Open baihuajun24 opened 1 week ago
This modification is due to the use of pre-allocated KV cache to optimize the efficiency of the base model (this part of the code refers to Medusa). In the cat operation at https://github.com/SafeAILab/EAGLE/blob/667ba930db7ea0075421f3c7df94ffbc10b93805/eagle/model/modeling_llama_kv.py#L591-L592 the key and value of the current token have already been cached into past_key_value, so there is no need to return the key and value of the current token for operations outside the model. This modification itself will not affect model performance, but if you do not reset the length attribute of the KV cache after a generation, it will result in abnormal generation.

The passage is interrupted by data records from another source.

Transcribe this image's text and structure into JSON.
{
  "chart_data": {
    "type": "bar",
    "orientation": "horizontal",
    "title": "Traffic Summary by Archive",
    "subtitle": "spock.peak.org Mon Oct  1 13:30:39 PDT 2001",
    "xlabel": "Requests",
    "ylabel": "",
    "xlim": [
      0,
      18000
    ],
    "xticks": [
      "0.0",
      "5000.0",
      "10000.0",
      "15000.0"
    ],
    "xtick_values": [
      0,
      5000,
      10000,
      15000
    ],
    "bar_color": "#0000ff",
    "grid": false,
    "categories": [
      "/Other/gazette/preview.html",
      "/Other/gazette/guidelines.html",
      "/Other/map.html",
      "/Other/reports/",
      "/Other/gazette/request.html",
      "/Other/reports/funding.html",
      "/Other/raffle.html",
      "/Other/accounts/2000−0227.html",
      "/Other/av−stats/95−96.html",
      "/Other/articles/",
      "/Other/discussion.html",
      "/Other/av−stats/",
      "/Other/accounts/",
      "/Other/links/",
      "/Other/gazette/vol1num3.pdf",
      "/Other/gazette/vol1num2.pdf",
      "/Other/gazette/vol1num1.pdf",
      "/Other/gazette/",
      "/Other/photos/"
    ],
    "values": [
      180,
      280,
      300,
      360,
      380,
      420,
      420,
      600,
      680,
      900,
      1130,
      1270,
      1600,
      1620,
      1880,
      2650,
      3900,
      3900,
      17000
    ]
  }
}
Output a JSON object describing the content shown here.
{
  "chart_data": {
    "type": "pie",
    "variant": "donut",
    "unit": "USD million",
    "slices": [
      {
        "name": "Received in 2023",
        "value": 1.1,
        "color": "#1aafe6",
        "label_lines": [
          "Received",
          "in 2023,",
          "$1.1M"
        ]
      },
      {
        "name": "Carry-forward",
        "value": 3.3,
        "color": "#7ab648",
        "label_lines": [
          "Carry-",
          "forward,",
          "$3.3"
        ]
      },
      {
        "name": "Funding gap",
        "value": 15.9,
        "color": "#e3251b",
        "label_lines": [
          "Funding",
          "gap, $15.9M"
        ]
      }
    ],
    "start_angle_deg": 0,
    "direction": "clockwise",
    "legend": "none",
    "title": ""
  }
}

Hello Eagle Team! I noticed you modified past_key_value in https://github.com/SafeAILab/EAGLE/blob/667ba930db7ea0075421f3c7df94ffbc10b93805/eagle/model/modeling_llama_kv.py#L594 by setting it to None in forward function, comparing with the source code https://github.com/huggingface/transformers/blob/e51d7ac70ab8f3e69d3659226aa838308a668238/src/transformers/models/llama/modeling_llama.py#L324 Could you provide some insights why you made such changes? I am trying to generating responses with code-llama-7b with EAGLE's KVLlamaForCausalLM class, but the results are much lower quality than results I got with default AutoModelForCausalLM class. I suspect the kv cache affects the generation.